Entonces la mujer de Dios, que no puede leer en la mente de su esposo, pero no es tonta en absoluto, le mira fijamente y le dice: "Ni se te ocurra, ¿oyes? ¿Es que pensabas hacer caer el cielo sobre nosotros y este lugar sin decirme nada? ¿Hoy, que he hecho la colada de toda la semana y tengo la ropa tendida en el patio? Pero ¿tú sabes cómo se me van a poner las sábanas con esta tormenta?" La voz de la mujer de Dios va aumentando de volumen según aumenta su enfado. "¡Las sábanas de mi madre! ¡Y ayer estuve toda la tarde trabajando en mi jardín de rocas! ¡Y hace tan poco que nos trasladamos...! ¿Es que no podemos tener un poco de paz por un tiempo?"
A estas alturas Dios se ha desinflado un tanto. Ya no le apetece disfrutar de su tempestad. Los rayos se tornan relampaguitos débiles y confusos. Las nubes aclaran.
La mujer de Dios se ablanda.

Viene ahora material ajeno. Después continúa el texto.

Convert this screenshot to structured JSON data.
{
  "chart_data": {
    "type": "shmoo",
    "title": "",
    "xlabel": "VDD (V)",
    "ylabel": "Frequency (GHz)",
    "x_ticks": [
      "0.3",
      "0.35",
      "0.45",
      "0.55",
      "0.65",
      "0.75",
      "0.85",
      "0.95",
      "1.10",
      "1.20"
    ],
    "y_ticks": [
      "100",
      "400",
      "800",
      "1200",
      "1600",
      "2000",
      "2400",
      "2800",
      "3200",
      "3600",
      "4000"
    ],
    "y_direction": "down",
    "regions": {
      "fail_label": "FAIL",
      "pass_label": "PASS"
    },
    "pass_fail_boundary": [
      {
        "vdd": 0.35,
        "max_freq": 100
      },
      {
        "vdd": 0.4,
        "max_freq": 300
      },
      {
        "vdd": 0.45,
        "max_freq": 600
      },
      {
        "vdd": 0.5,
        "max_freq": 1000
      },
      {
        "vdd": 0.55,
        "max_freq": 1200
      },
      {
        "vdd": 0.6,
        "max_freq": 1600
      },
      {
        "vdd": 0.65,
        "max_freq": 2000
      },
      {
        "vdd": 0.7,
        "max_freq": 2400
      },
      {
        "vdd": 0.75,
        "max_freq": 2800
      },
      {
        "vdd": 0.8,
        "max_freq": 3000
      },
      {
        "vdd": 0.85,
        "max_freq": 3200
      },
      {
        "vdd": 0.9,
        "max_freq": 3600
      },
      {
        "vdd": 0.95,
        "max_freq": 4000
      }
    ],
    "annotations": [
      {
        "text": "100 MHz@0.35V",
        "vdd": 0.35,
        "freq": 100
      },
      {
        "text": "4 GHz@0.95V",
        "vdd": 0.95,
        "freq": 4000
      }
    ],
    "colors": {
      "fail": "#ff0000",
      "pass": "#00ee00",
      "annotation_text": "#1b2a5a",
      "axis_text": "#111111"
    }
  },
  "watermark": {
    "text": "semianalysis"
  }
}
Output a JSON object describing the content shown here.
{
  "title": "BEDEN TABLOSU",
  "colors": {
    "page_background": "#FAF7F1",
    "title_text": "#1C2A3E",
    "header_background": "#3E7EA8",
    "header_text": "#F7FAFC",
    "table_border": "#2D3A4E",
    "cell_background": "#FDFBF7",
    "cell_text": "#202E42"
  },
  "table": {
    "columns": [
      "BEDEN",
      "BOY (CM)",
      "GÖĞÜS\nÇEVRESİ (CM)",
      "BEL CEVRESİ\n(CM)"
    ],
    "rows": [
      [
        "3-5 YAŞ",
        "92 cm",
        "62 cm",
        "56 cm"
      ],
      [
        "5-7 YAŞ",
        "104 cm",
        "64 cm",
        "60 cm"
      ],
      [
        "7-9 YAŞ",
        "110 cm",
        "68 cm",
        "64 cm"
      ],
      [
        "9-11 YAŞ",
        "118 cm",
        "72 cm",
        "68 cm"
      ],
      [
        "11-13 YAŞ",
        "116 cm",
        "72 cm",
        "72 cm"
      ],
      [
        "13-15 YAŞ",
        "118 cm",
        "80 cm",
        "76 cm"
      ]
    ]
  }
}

Le acaricia la calva. "Venga, esta noche te haré tu postre favorito, y a lo mejor después de cenar...".
Dios y su mujer salen de la habitación sobre el mar. Ella le describe con palabras tiernas la velada que tendrán esa noche, y Dios se va poniendo más contento. Aún así, con un giro de meñique que su mujer no ve, un golpe de viento se lleva uno de los almohadones tendidos, pinzas y todo, y lo eleva hacia el cielo hasta que desaparece con un destello.